Le début d’un article de la revue Challenges le 7 mai dernier donne le ton : “Les "gilets jaunes" ont obtenu davantage en quelques mois que les syndicats en des années. Les "stylos rouges", un collectif de profs en colère formé en décembre dernier est en train de réussir le même tour de force.” Exactement ce que le ministre J.-M. Blanquer voulait faire passer comme message !

Que ce soit par une culture politique marquée à droite ou que, comme ministre, il suit une ligne politique définie par un président qui cherche à supprimer les corps intermédiaires, il s’agit dans les deux cas de réduire l’influence des syndicats, en particulier dans l’Education nationale, là où ils restent les plus forts. Chacun a droit de penser ce qu’il veut dans ce domaine, cependant l’épisode qui vient de se dérouler relève de l’escroquerie intellectuelle. Quelques éléments de contexte.

La sous-rémunération des enseignants, et de la fonction publique en général, est un sujet depuis longtemps évoqué par les responsables politiques, de droite comme de gauche. Les comparaisons internationales en montrent abondamment la réalité. L’ensemble des syndicats le dénonce régulièrement. Si la gauche propose d’augmenter la rémunération (c’est le cas dernièrement avec les différentes mesures liées au PPCR et l’augmentation du point d’indice), la droite propose en général de travailler plus (gel du point d’indice, plus de HSA, ou même augmenter le temps de présence des enseignants devant les élèves).

Le PPCR a déjà permis d’améliorer les choses, grâce à l’engagement de plusieurs syndicats, mais la question se pose avec de plus en plus d’acuité alors que le dossier des retraites approche.

Le mode de calcul des pensions de retraite des fonctionnaires (plus favorable que le calcul du privé) est traditionnellement un moyen pour l’Etat de compenser le faible salaire qu’il donne aux fonctionnaires tout au long de leur carrière (avec aussi l’attribution de primes). Ainsi, les pensions du privé et du public sont comparables à niveau de qualification équivalent.  Le nouveau système, qui propose d’aligner les modes de calcul des retraites du privé et du public, risque d’être défavorable aux enseignants. En effet, le nouveau mode de calcul étant à priori moins favorable aux fonctionnaires, le gouvernement devrait compenser le manque à gagner par une prise en compte des primes, histoire d’arriver à une pension de retraite équivalente au système actuel. Malheureusement, contrairement à d’autres personnels du public, nous n’avons pas beaucoup de primes en tant qu’enseignant et il va falloir trouver d’autres solutions. La principale est d’augmenter la rémunération des enseignants, pour la mettre au niveau du secteur privé.

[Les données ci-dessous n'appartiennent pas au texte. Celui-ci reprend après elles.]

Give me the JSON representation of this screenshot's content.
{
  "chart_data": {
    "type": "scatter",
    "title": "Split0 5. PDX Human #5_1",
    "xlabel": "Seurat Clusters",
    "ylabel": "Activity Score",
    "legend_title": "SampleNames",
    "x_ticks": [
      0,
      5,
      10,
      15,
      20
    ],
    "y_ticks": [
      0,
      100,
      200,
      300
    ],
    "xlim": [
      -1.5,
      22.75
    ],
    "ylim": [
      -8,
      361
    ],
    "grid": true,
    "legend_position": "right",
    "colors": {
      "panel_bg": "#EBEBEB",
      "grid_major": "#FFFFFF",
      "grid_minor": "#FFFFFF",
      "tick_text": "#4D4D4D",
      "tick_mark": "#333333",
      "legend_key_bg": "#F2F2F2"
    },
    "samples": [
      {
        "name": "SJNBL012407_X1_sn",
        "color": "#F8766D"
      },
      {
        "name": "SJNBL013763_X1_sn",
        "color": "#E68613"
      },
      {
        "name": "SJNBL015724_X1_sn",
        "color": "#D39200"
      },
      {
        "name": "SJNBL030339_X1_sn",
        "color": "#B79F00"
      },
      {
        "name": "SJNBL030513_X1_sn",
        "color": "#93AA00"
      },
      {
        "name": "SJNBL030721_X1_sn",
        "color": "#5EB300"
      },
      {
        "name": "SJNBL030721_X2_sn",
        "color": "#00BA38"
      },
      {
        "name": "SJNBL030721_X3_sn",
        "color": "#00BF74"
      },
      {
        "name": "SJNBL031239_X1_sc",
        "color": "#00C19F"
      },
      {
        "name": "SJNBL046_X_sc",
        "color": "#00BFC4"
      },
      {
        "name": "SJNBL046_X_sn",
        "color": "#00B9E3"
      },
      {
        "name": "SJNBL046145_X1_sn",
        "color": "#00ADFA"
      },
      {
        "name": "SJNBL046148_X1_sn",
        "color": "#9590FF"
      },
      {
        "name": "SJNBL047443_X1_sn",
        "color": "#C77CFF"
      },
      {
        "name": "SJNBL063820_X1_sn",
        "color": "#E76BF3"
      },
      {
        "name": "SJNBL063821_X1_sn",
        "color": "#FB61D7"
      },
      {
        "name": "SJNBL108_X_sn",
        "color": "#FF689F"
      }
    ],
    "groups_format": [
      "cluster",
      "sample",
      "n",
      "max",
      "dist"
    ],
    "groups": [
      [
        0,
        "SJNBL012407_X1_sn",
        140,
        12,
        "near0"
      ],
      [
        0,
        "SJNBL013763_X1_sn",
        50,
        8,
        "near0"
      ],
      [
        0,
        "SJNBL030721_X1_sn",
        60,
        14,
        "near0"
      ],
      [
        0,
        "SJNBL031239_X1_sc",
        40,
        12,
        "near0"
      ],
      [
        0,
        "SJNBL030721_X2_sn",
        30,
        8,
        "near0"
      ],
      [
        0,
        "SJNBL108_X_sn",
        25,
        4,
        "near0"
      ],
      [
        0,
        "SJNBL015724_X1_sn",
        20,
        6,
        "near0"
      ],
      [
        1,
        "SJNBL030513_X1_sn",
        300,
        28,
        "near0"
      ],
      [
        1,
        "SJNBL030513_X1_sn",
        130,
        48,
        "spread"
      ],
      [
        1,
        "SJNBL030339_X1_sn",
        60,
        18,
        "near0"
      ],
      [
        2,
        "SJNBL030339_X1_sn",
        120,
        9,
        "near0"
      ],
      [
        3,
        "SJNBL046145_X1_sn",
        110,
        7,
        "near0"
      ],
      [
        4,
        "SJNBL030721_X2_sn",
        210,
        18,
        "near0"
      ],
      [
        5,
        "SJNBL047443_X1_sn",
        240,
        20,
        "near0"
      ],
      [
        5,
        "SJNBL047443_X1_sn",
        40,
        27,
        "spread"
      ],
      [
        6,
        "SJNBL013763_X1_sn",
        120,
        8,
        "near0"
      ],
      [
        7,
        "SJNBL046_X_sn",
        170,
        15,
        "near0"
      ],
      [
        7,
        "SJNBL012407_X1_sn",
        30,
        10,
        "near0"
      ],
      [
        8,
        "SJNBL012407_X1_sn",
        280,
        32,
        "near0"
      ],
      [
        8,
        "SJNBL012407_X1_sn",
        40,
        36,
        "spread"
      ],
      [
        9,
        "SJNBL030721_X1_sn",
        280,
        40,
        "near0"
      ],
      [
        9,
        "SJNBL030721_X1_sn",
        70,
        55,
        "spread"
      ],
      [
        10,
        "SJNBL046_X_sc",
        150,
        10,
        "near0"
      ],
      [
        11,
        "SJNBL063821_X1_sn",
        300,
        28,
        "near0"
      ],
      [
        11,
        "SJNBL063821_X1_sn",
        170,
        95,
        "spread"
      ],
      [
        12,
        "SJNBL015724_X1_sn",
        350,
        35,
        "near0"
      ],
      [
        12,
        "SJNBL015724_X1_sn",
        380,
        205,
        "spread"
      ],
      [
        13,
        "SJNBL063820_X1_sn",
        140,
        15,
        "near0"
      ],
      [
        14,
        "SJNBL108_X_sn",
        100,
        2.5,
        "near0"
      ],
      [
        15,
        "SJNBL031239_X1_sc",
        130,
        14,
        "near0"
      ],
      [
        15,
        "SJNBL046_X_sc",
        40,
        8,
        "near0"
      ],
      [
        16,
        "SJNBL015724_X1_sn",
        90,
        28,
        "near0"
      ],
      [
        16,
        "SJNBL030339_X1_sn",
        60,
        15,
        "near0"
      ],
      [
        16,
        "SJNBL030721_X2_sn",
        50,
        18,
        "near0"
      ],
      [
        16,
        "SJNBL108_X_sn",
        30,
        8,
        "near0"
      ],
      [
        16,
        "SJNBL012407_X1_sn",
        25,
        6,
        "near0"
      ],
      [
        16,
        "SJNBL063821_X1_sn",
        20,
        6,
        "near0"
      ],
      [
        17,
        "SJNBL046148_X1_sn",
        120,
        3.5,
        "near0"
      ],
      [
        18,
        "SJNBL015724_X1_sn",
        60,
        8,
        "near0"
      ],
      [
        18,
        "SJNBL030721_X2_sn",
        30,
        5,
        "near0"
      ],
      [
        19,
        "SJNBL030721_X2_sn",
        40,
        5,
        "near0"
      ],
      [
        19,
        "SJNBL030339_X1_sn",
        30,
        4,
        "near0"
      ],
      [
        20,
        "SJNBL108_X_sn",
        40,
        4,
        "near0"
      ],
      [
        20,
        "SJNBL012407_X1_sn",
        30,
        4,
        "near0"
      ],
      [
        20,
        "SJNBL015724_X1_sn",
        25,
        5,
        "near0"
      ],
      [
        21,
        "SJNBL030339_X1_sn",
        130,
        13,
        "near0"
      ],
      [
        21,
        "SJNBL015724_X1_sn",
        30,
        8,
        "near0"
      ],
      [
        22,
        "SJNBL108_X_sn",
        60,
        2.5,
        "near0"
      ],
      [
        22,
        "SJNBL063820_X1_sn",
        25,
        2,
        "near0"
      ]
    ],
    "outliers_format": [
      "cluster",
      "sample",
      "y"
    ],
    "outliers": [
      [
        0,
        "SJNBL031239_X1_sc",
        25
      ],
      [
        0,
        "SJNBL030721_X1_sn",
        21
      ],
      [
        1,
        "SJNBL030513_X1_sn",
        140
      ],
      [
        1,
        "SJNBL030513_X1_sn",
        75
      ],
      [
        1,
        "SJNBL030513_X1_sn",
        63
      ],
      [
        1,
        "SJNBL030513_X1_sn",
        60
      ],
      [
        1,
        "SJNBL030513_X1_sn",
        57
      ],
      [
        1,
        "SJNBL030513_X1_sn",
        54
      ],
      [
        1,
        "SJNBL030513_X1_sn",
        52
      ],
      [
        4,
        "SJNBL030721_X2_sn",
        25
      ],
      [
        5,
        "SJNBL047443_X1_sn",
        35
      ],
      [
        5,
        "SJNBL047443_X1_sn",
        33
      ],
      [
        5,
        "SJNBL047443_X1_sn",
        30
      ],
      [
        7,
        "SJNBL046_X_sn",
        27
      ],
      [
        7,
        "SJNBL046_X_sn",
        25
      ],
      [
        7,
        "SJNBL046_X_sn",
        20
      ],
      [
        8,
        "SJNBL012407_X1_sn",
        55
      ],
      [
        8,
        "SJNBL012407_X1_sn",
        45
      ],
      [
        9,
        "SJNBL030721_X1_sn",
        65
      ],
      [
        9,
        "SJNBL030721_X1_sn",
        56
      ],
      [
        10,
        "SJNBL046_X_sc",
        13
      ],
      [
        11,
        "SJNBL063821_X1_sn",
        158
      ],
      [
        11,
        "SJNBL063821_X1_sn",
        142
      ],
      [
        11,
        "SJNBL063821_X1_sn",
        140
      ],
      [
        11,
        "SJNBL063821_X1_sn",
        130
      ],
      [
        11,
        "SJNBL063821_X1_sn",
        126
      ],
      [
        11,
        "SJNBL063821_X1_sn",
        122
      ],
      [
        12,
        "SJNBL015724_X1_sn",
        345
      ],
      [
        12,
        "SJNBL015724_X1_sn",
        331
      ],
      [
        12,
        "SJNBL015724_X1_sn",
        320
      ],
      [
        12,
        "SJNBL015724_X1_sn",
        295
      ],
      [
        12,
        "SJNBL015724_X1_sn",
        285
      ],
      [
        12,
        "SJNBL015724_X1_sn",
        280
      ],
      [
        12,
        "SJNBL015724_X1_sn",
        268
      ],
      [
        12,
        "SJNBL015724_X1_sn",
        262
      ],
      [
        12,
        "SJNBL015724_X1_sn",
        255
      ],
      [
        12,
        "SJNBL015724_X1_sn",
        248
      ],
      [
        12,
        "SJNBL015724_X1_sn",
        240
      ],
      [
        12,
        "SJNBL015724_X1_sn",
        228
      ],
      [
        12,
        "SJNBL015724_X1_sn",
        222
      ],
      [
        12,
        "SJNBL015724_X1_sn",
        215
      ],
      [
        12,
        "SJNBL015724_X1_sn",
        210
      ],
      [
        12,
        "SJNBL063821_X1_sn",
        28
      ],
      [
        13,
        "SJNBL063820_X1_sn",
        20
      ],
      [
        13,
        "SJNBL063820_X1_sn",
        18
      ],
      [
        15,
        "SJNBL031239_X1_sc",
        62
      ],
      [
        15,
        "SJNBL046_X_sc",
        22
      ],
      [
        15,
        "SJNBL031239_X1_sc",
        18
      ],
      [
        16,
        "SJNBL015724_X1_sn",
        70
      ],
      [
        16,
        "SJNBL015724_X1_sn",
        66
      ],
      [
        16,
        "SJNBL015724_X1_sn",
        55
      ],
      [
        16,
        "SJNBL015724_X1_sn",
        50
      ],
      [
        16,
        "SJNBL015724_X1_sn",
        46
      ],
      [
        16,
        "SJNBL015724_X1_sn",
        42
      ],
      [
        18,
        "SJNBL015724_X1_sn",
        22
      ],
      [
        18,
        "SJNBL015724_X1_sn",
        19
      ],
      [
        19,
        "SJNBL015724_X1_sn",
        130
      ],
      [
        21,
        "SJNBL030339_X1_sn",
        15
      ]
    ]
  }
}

Ces calculs, très complexes, mobilisent les discussions entre les ministères, en particulier celui de l’Education nationale, et les organisations syndicales. Les sommes sont très importantes, de l’ordre d’une dizaine de milliards rien que pour l’Education nationale. Les arbitrages seront réalisés à la fois par Bercy et par le Premier ministre, voire par le président de la République. Ce dernier en effet a promis beaucoup de choses dans son discours pour répondre aux “gilets jaunes”, et cela risque de peser.

Les organisations syndicales font leur travail. Elles ont l’expertise technique et la connaissance du terrain qui leur permet de maîtriser les très nombreux paramètres. Elles savent aussi ce qui peut être accepté et ce qui amènera au conflit. Ce travail n’est pas mené sur la place publique, même s’il n’est pas secret car il est très technique et de nombreuses hypothèses de travail sont par la suite rejetées après échanges. C’est le fonctionnement normal du dialogue social. La confiance entre les syndicats et les services du ministère est essentielle et ces derniers ont demandé explicitement à ce que la teneur des discussions ne soient pas présentée aux médias pour l’instant.

Que fait pourtant le ministre ? Il utilise les “stylos rouges” pour annoncer le principe d’une revalorisation de la rémunération des enseignants. Revalorisation déjà acquise dans son principe grâce au travail des organisations syndicales. Il n’en fixe pas le détail, car il n’en sait effectivement rien : cela se jouera dans les discussions avec Bercy, et les arguments techniques avancés par les syndicats comme le rapport de force induit par les différentes mobilisations joueront un rôle essentiel.

Les syndicats font le travail qui est attendu d’eux, ils respectent leur engagement de ne pas s’étaler devant les médias et in fine, le ministre essaye de faire croire que ces mêmes syndicats ne servent à rien et qu’une mobilisation des “vrais gens” obtient une augmentation en quelques mois. On est bien dans la malhonnêteté intellectuelle !

Les “stylos rouges” n’y sont évidemment pour rien dans cette tentative de manipulation ministérielle. Ils ont clairement indiqué qu’ils ne voulaient pas court-circuiter les syndicats. Cela, le ministre préfère ne pas l’entendre : cela ne rentre pas dans son plan com’.